Bees fight hornets with manure

Bees apply fecal stains to the hive entrance. (Image: Heather Mattila / Wellesley College)

Smelly “barricades” at the entrance: Asian honeybees use collected animal droppings to protect their hives from invasions by giant hornets, researchers report. They interpret this behavior as the first evidence of tool use in bees. The discovery could also have a meaning in connection with invasive species, the researchers say: The European honeybees, unlike their Asian cousins, could be helpless at the mercy of the giant hornets when they are introduced into their range, the researchers say.

Memories of the cartoon series “Maya the Bee” are awakened: hornets are known to be among the most important enemies of honey bees. The honey bee Apis cerana, which is widespread in Asia, is particularly affected. The giant hornet Vespa soror, which lives there, is targeting them. These downright rabid hornets are also notorious among the local beekeepers, because they can destroy entire bee colonies through mass invasions. To this end, scouts of the predatory insects, which are also state-building, mark target peoples with scents. A real invasion squadron then attacks, overpowers the guards at the entrance to the beehive and finally captures the entire brood of the colony.

But the honey collectors are not entirely helpless – researchers have already uncovered an astonishing defense concept: Since the bees can do little with their stings, they mainly take the scout hornets into a headlock. To do this, they form a cluster around the insect and thus generate lethal temperatures. But as the researchers at Heather Mattila Wellesley College in Massachusetts are now reporting, this is not the only amazing defense strategy used by Asiatic honeybees.
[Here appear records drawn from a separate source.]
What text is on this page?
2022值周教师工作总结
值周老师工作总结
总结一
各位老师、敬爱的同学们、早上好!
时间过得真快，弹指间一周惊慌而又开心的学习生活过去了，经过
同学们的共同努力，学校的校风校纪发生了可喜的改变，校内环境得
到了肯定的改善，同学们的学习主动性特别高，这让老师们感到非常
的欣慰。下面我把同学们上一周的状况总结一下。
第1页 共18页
On the trail of “disreputable” behavior

The impetus for the study was provided by an observation by the researchers as part of investigations with beekeepers in Vietnam: They noticed strange stains at the entrances to the beehives. According to the locals, it was animal dung and they have already associated this material with an effect on hornet attacks. So the researchers decided to get to the bottom of the phenomenon scientifically.

To do this, they first collected the dung from water buffalos, chickens, pigs and cows and placed it in piles near experimental beehives. The team tagged individual bees so that they could be identified and recorded videos of what was going on in the manure heaps and at the hive entrances. It turned out that the bees preferred to collect the particularly strong-smelling dung from pigs and chickens. They then transported the chunks to the hive and carefully placed them on the surfaces in the entrance area.
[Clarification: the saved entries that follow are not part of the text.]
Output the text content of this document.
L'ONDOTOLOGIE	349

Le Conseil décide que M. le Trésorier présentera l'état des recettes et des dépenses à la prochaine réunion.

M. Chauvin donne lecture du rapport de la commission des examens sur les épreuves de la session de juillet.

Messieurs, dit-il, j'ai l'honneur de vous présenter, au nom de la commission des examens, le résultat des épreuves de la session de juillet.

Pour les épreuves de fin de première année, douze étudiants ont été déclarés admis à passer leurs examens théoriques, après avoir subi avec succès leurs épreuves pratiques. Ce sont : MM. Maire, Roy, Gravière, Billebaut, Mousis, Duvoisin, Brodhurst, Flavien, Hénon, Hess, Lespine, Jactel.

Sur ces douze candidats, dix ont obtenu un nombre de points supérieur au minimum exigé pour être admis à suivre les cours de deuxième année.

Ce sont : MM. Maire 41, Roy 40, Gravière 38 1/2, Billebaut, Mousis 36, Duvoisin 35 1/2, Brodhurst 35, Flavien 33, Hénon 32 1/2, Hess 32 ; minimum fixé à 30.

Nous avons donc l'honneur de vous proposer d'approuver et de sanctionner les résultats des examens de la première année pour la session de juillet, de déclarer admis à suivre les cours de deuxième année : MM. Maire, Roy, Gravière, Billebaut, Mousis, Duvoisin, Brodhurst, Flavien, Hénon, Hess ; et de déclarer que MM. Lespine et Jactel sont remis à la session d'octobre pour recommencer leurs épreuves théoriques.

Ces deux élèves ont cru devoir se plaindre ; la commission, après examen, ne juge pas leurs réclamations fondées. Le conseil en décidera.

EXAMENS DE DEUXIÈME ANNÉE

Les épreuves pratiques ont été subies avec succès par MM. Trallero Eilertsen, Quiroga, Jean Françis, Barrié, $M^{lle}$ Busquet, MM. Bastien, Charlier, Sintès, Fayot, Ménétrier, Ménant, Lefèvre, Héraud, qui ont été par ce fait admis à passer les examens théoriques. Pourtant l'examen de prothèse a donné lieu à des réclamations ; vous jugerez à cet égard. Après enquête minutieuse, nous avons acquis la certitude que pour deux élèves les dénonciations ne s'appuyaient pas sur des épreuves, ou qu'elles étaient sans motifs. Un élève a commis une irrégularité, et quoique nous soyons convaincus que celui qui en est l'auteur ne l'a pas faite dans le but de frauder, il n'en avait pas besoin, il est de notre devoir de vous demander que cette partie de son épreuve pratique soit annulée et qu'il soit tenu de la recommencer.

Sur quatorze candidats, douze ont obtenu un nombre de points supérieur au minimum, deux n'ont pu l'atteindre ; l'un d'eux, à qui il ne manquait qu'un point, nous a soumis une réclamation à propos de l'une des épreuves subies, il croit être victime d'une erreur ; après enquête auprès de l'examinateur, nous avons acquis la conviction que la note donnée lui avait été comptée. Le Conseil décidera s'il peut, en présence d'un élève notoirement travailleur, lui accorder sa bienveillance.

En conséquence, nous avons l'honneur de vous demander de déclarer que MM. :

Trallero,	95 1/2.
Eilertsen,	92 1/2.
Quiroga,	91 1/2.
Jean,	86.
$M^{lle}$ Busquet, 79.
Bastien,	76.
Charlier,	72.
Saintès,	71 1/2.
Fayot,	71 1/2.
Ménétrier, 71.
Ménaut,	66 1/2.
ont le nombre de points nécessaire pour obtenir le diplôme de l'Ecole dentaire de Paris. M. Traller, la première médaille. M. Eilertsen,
The researchers then set their sights on the behavior of the hornets. It became apparent: “The more intensely the entrance of a beehive was covered with stains of faeces, the less often the predatory insects were there,” says Mattila. The scientists report that sticks armed in this way were much less exposed to one of the devastating mass attacks by the hornets. They were also able to show that the bees provided more and more excrement barricades when the predatory insects increased their visits. However, this behavior was not triggered by contact with a significantly less dangerous species of wasp.

Apparently, the reaction has something to do with a volatile substance, emerged from further experiments: The scientists extracted the pheromone that the scout hornets use to mark a target stick. When they applied this substance in the entrance area of ​​the beehive, it caused the bees to apply more dung, the observations showed. So far, the researchers have not been able to say exactly what causes the repelling effect. It could be that the smell of the feces scares the hornets off. However, it may also cover the marking substances and thus reduce the likelihood of a mass attack.
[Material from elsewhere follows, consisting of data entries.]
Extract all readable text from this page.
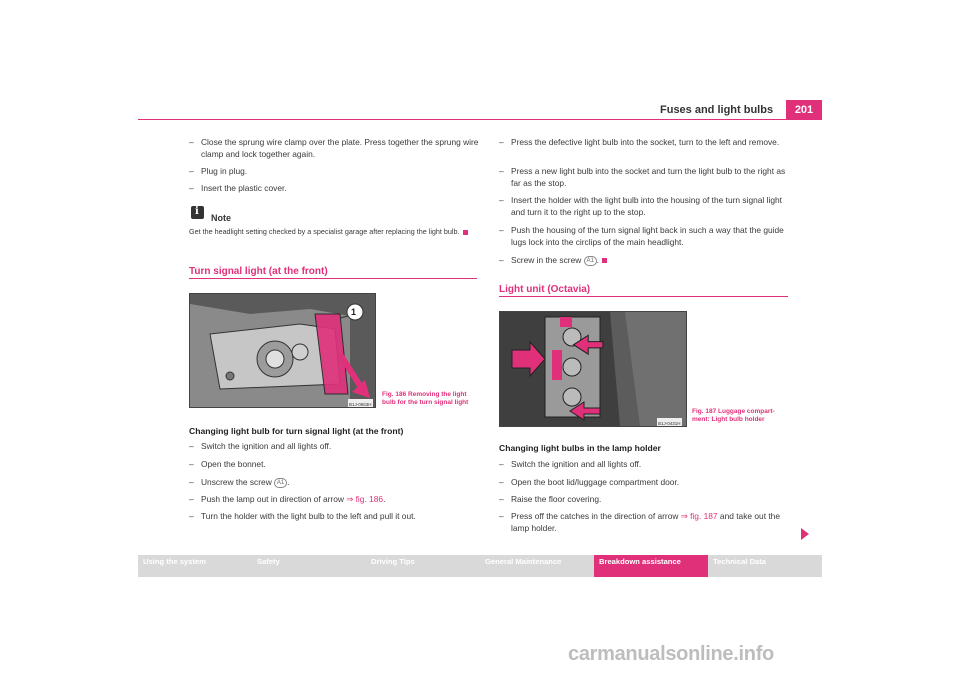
Fuses and light bulbs	201
– Close the sprung wire clamp over the plate. Press together the sprung wire clamp and lock together again.
– Plug in plug.
– Insert the plastic cover.
i
Note
Get the headlight setting checked by a specialist garage after replacing the light bulb.
Turn signal light (at the front)
1
B1J-0653H
Fig. 186 Removing the light bulb for the turn signal light
Changing light bulb for turn signal light (at the front)
– Switch the ignition and all lights off.
– Open the bonnet.
– Unscrew the screw A1 .
– Push the lamp out in direction of arrow ⇒ fig. 186.
– Turn the holder with the light bulb to the left and pull it out.
– Press the defective light bulb into the socket, turn to the left and remove.
– Press a new light bulb into the socket and turn the light bulb to the right as far as the stop.
– Insert the holder with the light bulb into the housing of the turn signal light and turn it to the right up to the stop.
– Push the housing of the turn signal light back in such a way that the guide lugs lock into the circlips of the main headlight.
– Screw in the screw A1 .
Light unit (Octavia)
B1J-0431H
Fig. 187 Luggage compart-ment: Light bulb holder
Changing light bulbs in the lamp holder
– Switch the ignition and all lights off.
– Open the boot lid/luggage compartment door.
– Raise the floor covering.
– Press off the catches in the direction of arrow ⇒ fig. 187 and take out the lamp holder.
Using the system	Safety	Driving Tips	General Maintenance	Breakdown assistance	Technical Data
carmanualsonline.info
A special kind of tool use

The scientists now interpret the behavior as the first evidence of tool use in honey bees. “Scientists disagree on the extent to which one can speak of tool use in insects,” says co-author Gard Otis of the University of Guelph in Ontario. But he and his colleagues believe that the current case fulfills the criteria: “In order to qualify as tool users, animals have to meet several criteria, including the use of an object from the environment – in this case crap. The bees clearly use the material to specifically modify the beehive, in addition to meeting the requirement to hold or manipulate the tool, ”says the researcher. His colleague Mattila adds: “Just collecting dung is something new,” she emphasizes. Honey bees routinely look for materials produced by plants – such as nectar, pollen, and resin – but they were not previously known to collect solid materials from other sources, the scientist explains.

As the researchers finally emphasize, the discovery could also have a more far-reaching significance: There is a risk that particularly aggressive Asian hornet species will spread in the areas of distribution of the European honey bee (Apis mellifera). Since these bees do not have the defensive behavior that has now been discovered, they could be particularly helpless against the invaders, according to the scientists.